My CakePHP (v2.5.5) application has a dynamic sitemap that uses various methods to generate links (such as /sitemap/career-center), and then passes these links to Router::url($generated_url, true).

My sitemap is supposed to be available at the url http://example.com/sitemap (the default route) - which is working fine. However, for some reason, Google is finding my sitemap at crazy urls such as:

  • http://www.example.com/index.php/forums/general/pt-ceus/js/views/jobs/general/img/og/pt-jobs/pt-ceus/general/general/sitemap

We don't even have a forum anywhere in our system, or any mention of one. pt-jobs, pt-ceus, and general are all different areas of our website. js, img, and so on, are directories with static assets. But for some reason, this is routing successfully to my sitemap.

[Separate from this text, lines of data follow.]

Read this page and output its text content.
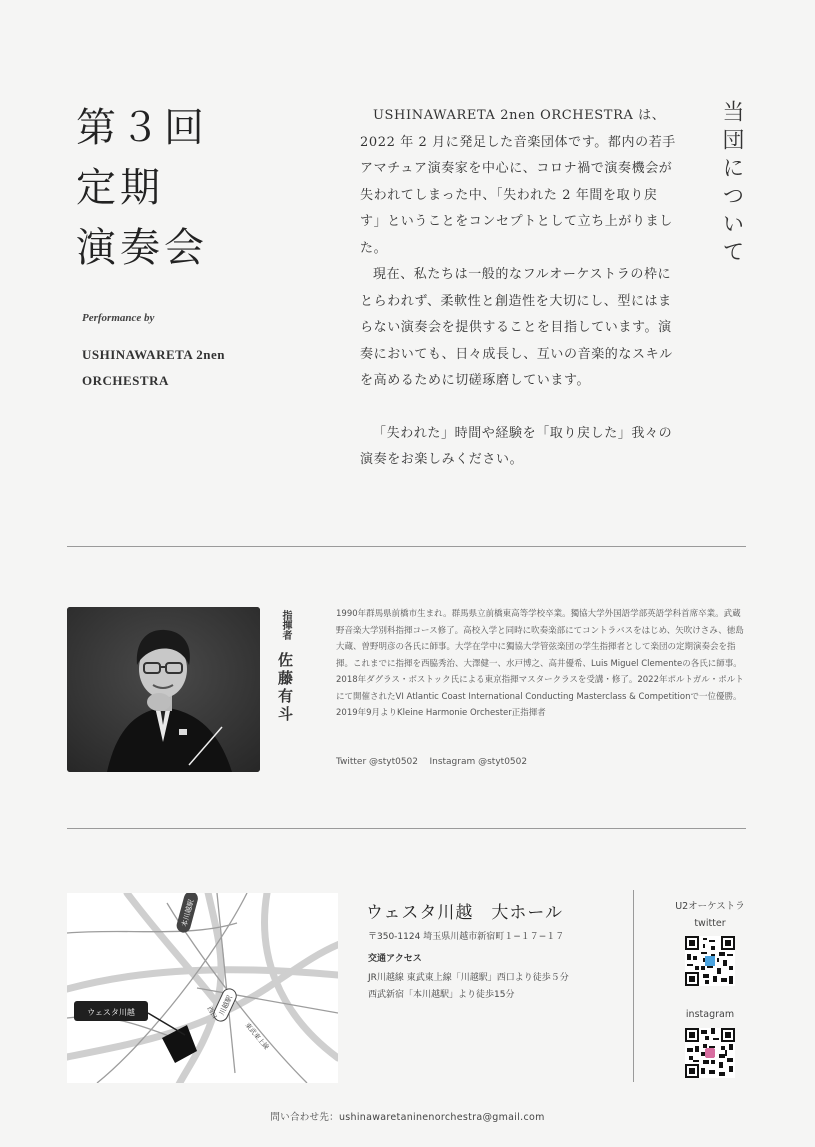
第３回
定期
演奏会
Performance by
USHINAWARETA 2nen
ORCHESTRA

USHINAWARETA 2nen ORCHESTRA は、2022 年 2 月に発足した音楽団体です。都内の若手アマチュア演奏家を中心に、コロナ禍で演奏機会が失われてしまった中、「失われた 2 年間を取り戻す」ということをコンセプトとして立ち上がりました。

現在、私たちは一般的なフルオーケストラの枠にとらわれず、柔軟性と創造性を大切にし、型にはまらない演奏会を提供することを目指しています。演奏においても、日々成長し、互いの音楽的なスキルを高めるために切磋琢磨しています。

「失われた」時間や経験を「取り戻した」我々の演奏をお楽しみください。

当団について
指揮者
佐藤有斗
1990年群馬県前橋市生まれ。群馬県立前橋東高等学校卒業。獨協大学外国語学部英語学科首席卒業。武蔵野音楽大学別科指揮コース修了。高校入学と同時に吹奏楽部にてコントラバスをはじめ、矢吹けさみ、徳島大蔵、曽野明彦の各氏に師事。大学在学中に獨協大学管弦楽団の学生指揮者として楽団の定期演奏会を指揮。これまでに指揮を西脇秀治、大澤健一、水戸博之、高井優希、Luis Miguel Clementeの各氏に師事。2018年ダグラス・ボストック氏による東京指揮マスタークラスを受講・修了。2022年ポルトガル・ポルトにて開催されたVI Atlantic Coast International Conducting Masterclass & Competitionで一位優勝。2019年9月よりKleine Harmonie Orchester正指揮者
Twitter @styt0502 Instagram @styt0502
ウェスタ川越
本川越駅
川越駅
西口
東武東上線
ウェスタ川越　大ホール
〒350-1124 埼玉県川越市新宿町１−１７−１７
交通アクセス
JR川越線 東武東上線「川越駅」西口より徒歩５分
西武新宿「本川越駅」より徒歩15分
U2オーケストラ
twitter
instagram
問い合わせ先：ushinawaretaninenorchestra@gmail.com
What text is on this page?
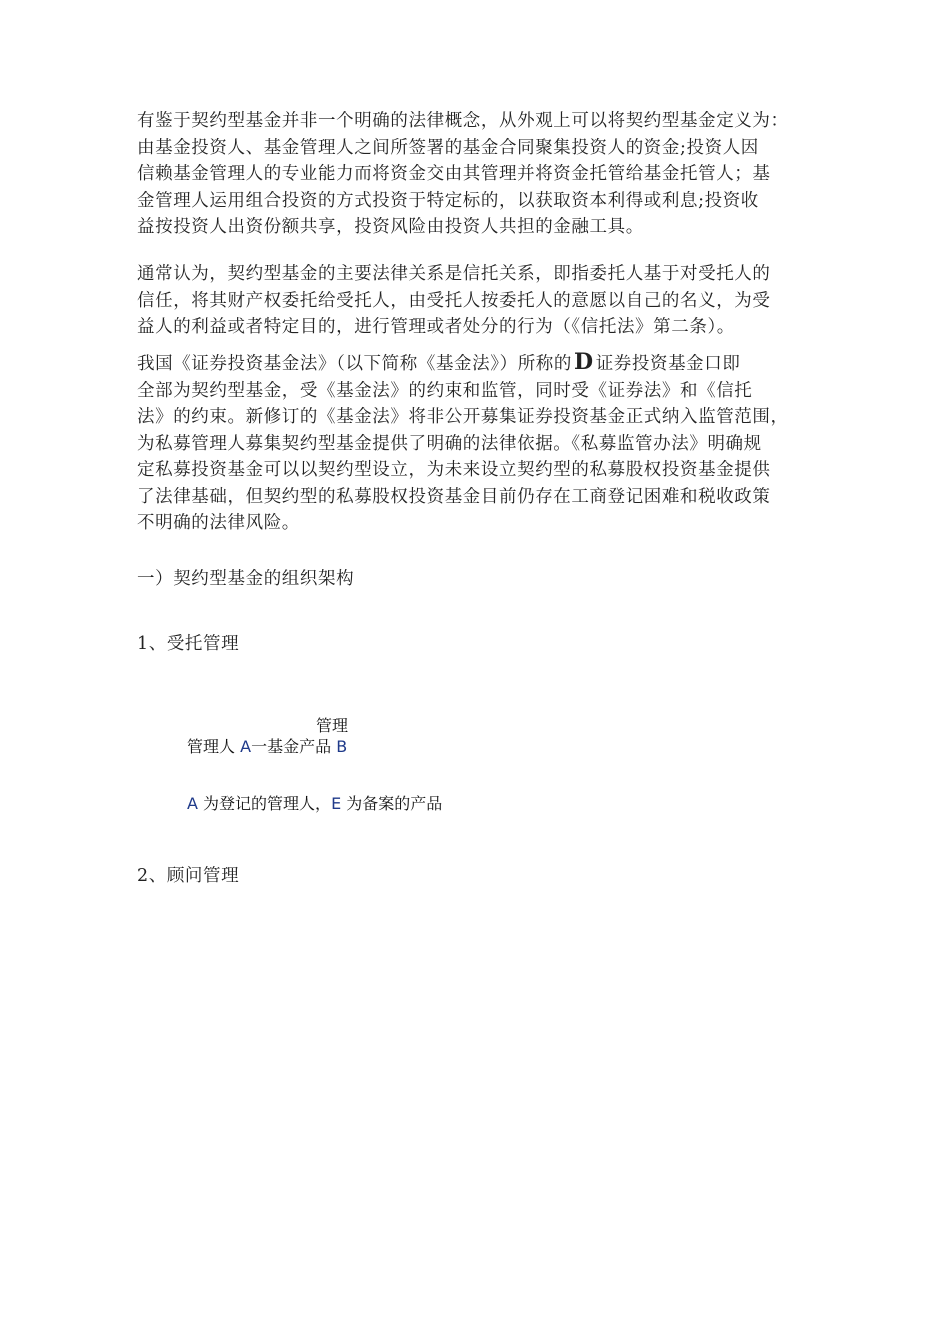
有鉴于契约型基金并非一个明确的法律概念，从外观上可以将契约型基金定义为：
由基金投资人、基金管理人之间所签署的基金合同聚集投资人的资金;投资人因
信赖基金管理人的专业能力而将资金交由其管理并将资金托管给基金托管人；基
金管理人运用组合投资的方式投资于特定标的，以获取资本利得或利息;投资收
益按投资人出资份额共享，投资风险由投资人共担的金融工具。

通常认为，契约型基金的主要法律关系是信托关系，即指委托人基于对受托人的
信任，将其财产权委托给受托人，由受托人按委托人的意愿以自己的名义，为受
益人的利益或者特定目的，进行管理或者处分的行为（《信托法》第二条）。

我国《证券投资基金法》（以下简称《基金法》）所称的D 证券投资基金口即
全部为契约型基金，受《基金法》的约束和监管，同时受《证券法》和《信托
法》的约束。新修订的《基金法》将非公开募集证券投资基金正式纳入监管范围，
为私募管理人募集契约型基金提供了明确的法律依据。《私募监管办法》明确规
定私募投资基金可以以契约型设立，为未来设立契约型的私募股权投资基金提供
了法律基础，但契约型的私募股权投资基金目前仍存在工商登记困难和税收政策
不明确的法律风险。

一）契约型基金的组织架构
1、受托管理
管理
管理人 A一基金产品 B
A 为登记的管理人，E 为备案的产品
2、顾问管理
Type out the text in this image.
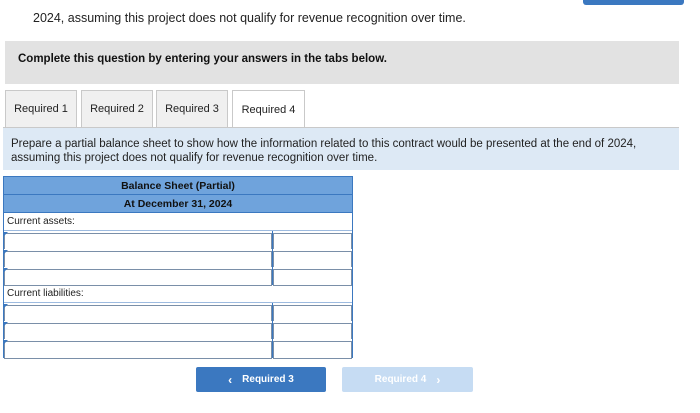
2024, assuming this project does not qualify for revenue recognition over time.
Complete this question by entering your answers in the tabs below.
Required 1	Required 2	Required 3	Required 4
Prepare a partial balance sheet to show how the information related to this contract would be presented at the end of 2024, assuming this project does not qualify for revenue recognition over time.
Balance Sheet (Partial)
At December 31, 2024
Current assets:
Current liabilities:
‹ Required 3	Required 4 ›
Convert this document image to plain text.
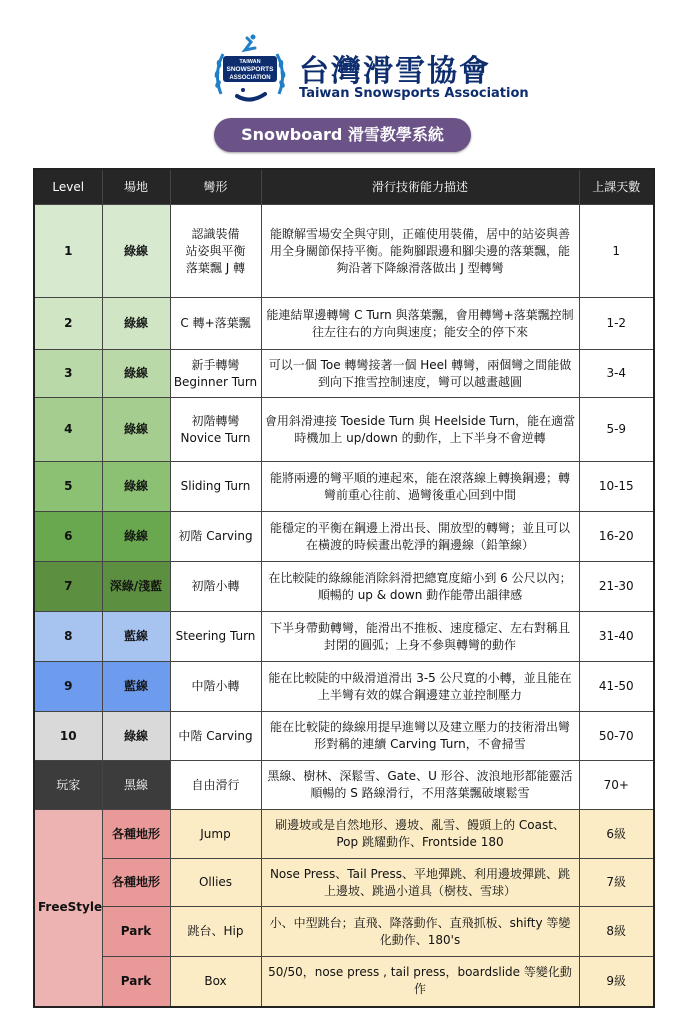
TAIWAN
SNOWSPORTS
ASSOCIATION 台灣滑雪協會
Taiwan Snowsports Association
Snowboard 滑雪教學系統
Level	場地	彎形	滑行技術能力描述	上課天數
1	綠線	認識裝備
站姿與平衡
落葉飄 J 轉	能瞭解雪場安全與守則，正確使用裝備，居中的站姿與善用全身關節保持平衡。能夠腳跟邊和腳尖邊的落葉飄，能夠沿著下降線滑落做出 J 型轉彎	1
2	綠線	C 轉+落葉飄	能連結單邊轉彎 C Turn 與落葉飄，會用轉彎+落葉飄控制往左往右的方向與速度；能安全的停下來	1-2
3	綠線	新手轉彎
Beginner Turn	可以一個 Toe 轉彎接著一個 Heel 轉彎，兩個彎之間能做到向下推雪控制速度，彎可以越畫越圓	3-4
4	綠線	初階轉彎
Novice Turn	會用斜滑連接 Toeside Turn 與 Heelside Turn，能在適當時機加上 up/down 的動作，上下半身不會逆轉	5-9
5	綠線	Sliding Turn	能將兩邊的彎平順的連起來，能在滾落線上轉換鋼邊；轉彎前重心往前、過彎後重心回到中間	10-15
6	綠線	初階 Carving	能穩定的平衡在鋼邊上滑出長、開放型的轉彎；並且可以在橫渡的時候畫出乾淨的鋼邊線（鉛筆線）	16-20
7	深綠/淺藍	初階小轉	在比較陡的綠線能消除斜滑把總寬度縮小到 6 公尺以內；順暢的 up & down 動作能帶出韻律感	21-30
8	藍線	Steering Turn	下半身帶動轉彎，能滑出不推板、速度穩定、左右對稱且封閉的圓弧；上身不參與轉彎的動作	31-40
9	藍線	中階小轉	能在比較陡的中級滑道滑出 3-5 公尺寬的小轉，並且能在上半彎有效的媒合鋼邊建立並控制壓力	41-50
10	綠線	中階 Carving	能在比較陡的綠線用提早進彎以及建立壓力的技術滑出彎形對稱的連續 Carving Turn，不會掃雪	50-70
玩家	黑線	自由滑行	黑線、樹林、深鬆雪、Gate、U 形谷、波浪地形都能靈活順暢的 S 路線滑行，不用落葉飄破壞鬆雪	70+
FreeStyle	各種地形	Jump	刷邊坡或是自然地形、邊坡、亂雪、饅頭上的 Coast、Pop 跳耀動作、Frontside 180	6級
	各種地形	Ollies	Nose Press、Tail Press、平地彈跳、利用邊坡彈跳、跳上邊坡、跳過小道具（樹枝、雪球）	7級
	Park	跳台、Hip	小、中型跳台；直飛、降落動作、直飛抓板、shifty 等變化動作、180's	8級
	Park	Box	50/50，nose press , tail press，boardslide 等變化動作	9級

In turn, the sitemap found at this random url is populating every link within it with the same gibberish, saturating Webmaster Tools with 500 errors. For some reason, the sitemap is accessible at that non-sense url, but the generated linked within the sitemap that use the same structure all produce errors (as expected).

My question is this:

  • Do you have any idea what is going on?
  • How is Google finding these random urls, and why in the world are they successfully routing to my sitemap?

If you need any more information, let me know and I'll update with that info.

  • Your routes configuration and your exact CakePHP version will probably be helpful. – ndm Mar 10 '15 at 16:36
  • I've added the version to the first line. Routes file is pretty huge - but all of the routes follow either the standard "/controller/actions/params" or "/alias". Nothing very complex. –  Mar 10 '15 at 19:43

1 Answers1

0

One coworkers has discovered the source of this issue.

Here is the info:

  • This bug is only occurring on certain environments. Not sure what causes the difference between Production, QA, etc, but this behavior does not occur in all cases.

Hitting a url such as: http://www.example.com/index.php/sdfasdfjklasdjfkl/x/asdkfjasd/asdfasdfeww/sitemaps/

Gives you the following:

[base] => /index.php/sdfasdfjklasdjfkl/x/asdkfjasd/asdfasdfeww
[webroot] => /index.php/sdfasdfjklasdjfkl/x/asdkfjasd/asdfasdfeww/ 

Upon inspection of the CakePHP file CakeRequest.php, the following comment is discovered:

 276  * If CakePHP is called with index.php in the URL even though
 277  * URL Rewriting is activated (and thus not needed) it swallows
 278  * the unnecessary part from $base to prevent issue #3318.
 279  *
 280  * @return string Base URL
 281  * @link https://cakephp.lighthouseapp.com/projects/42648-cakephp/tickets/3318

We don't know what this issue #3318 is - but it appears that the 'fix' to that issue causes these long crazy urls to work. In our case, this caused these strange urls to be reflected in the sitemap that was being generated.

Note: This doesn't answer how in the hell these crazy urls are generated and reached by Google to begin with, but it does explain why they work.

Our solution was simply disallowing urls with index.php in them, as url rewriting is enabled in our case.